Artificial Connectomes

 

From the movie Young Frankenstein

               

"Abbey Normal" is of course the perfect scenario of what we do not want to do. To illustrate further, I would start the C elegans emulation and let the robot wander around the house, sometimes for an hour or so. Just let it go. I liken it much like a Cat in that it would explore and do its own thing. One day my wife started calling it and the robot stated to come towards her. To her, calling it made it come to her but to me, I knew what was really happening in that she was activating the sound sensor which in turn was stimulating the food sensory neurons so the robot thought she was food. Not sure this would be the desired effects we would want to occur. Other animal connectomes will most likely give us a number of undesired effects. The obvious consequence to connectomic emulation in the movies around Frankenstein is that if we use a criminal brain, we end up with a criminal. To understand how connectomics work and to find out if we could wire a nervous system to give us mostly desired outcomes, we are turning to artificial connectomes.
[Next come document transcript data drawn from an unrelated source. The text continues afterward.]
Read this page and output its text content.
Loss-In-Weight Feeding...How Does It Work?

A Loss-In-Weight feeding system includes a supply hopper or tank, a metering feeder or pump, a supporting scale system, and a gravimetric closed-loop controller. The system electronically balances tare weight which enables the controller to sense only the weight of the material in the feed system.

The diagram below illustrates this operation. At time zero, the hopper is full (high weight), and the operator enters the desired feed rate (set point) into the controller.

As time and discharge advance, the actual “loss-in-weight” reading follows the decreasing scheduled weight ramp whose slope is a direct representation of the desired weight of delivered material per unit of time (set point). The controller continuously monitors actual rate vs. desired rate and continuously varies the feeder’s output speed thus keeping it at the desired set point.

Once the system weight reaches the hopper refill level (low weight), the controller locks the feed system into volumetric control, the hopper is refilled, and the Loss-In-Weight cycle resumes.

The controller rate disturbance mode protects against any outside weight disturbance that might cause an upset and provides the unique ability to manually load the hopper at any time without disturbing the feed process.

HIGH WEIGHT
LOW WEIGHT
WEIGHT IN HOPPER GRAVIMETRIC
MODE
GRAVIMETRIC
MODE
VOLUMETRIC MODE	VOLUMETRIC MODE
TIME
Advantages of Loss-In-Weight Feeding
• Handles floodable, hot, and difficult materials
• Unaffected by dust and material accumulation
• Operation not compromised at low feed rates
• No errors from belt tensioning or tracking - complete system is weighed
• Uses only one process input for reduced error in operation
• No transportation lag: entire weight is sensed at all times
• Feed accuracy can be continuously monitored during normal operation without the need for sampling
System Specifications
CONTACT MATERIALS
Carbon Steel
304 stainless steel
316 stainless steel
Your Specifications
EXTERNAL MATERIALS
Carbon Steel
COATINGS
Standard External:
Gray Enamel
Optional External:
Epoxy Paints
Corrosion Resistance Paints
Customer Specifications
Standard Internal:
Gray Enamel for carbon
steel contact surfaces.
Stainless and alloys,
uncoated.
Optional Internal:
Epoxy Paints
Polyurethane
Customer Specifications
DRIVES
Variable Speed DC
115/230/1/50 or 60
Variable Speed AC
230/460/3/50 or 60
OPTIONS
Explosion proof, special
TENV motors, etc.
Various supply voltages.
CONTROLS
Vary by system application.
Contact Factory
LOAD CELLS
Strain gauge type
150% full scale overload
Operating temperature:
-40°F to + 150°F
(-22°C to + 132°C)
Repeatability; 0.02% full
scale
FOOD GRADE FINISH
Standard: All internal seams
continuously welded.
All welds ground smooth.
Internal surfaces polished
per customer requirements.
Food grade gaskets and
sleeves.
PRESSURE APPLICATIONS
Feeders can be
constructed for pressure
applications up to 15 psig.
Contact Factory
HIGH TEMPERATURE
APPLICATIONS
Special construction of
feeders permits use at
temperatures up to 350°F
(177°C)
Our brains are devoted to a lot of homeostatic functions. Obviously breathing, eating, sex, drinking, defecating, etc are not functions we need to put into a robotic brain per se. It could be said that some of these functions are needed but in a different form (e.g. recharging batteries could be very similar to eating) but the multitude of functions an animal brain has just for the animal to continue to be alive are not something we would have to recreate in a robotic facsimile of an animal.

However, at this time, these functions are so intertwined in our nervous systems, that trying to remove them from an animal connectome is truly impossible. One alternative is just to ignore these neurons that may activate but since they are not required or used in our robot, we never derive anything from it. The issue with this, is that you are expending resources unnecessarily which I will talk about in much greater detail later.

To create simple connectomes that are equitable to something akin to C elegans, we can use the Watts-Strogatz and its derivative small world models to build our artificial connectomes. 

We can also combine these models into functional areas to build larger brains and complexities:

However, even simple models miss calculated circuits that evolution has created. For example, in C elegans the motor circuit that moves the animal from right to left and forward/backward has been well mapped out.

University of Massachusetts Medical School

Simply plugging in numbers to generate a connectomic small world model, will not create these circuits. So even an artificial connectome must have features added to include these evolutionary developments; otherwise, we just end up with an artificial connectome that does nothing useful or purposeful. 

In conclusion, in order to develop Artificial General Intelligence (AGI), we have a solid model with the neural circuits nature provides but there is much to this model that is not needed and creates complexity in emulations that are very difficult to overcome. On the other hand, just creating our own artificial connectome makes for a nervous system that is very mundane and useless. The key is to use animal connectomes to create artificial connectomes; i.e. use nature's model of a given animal and then develop the necessary circuits to recreate the general intelligence we desire. This is much easier said than done!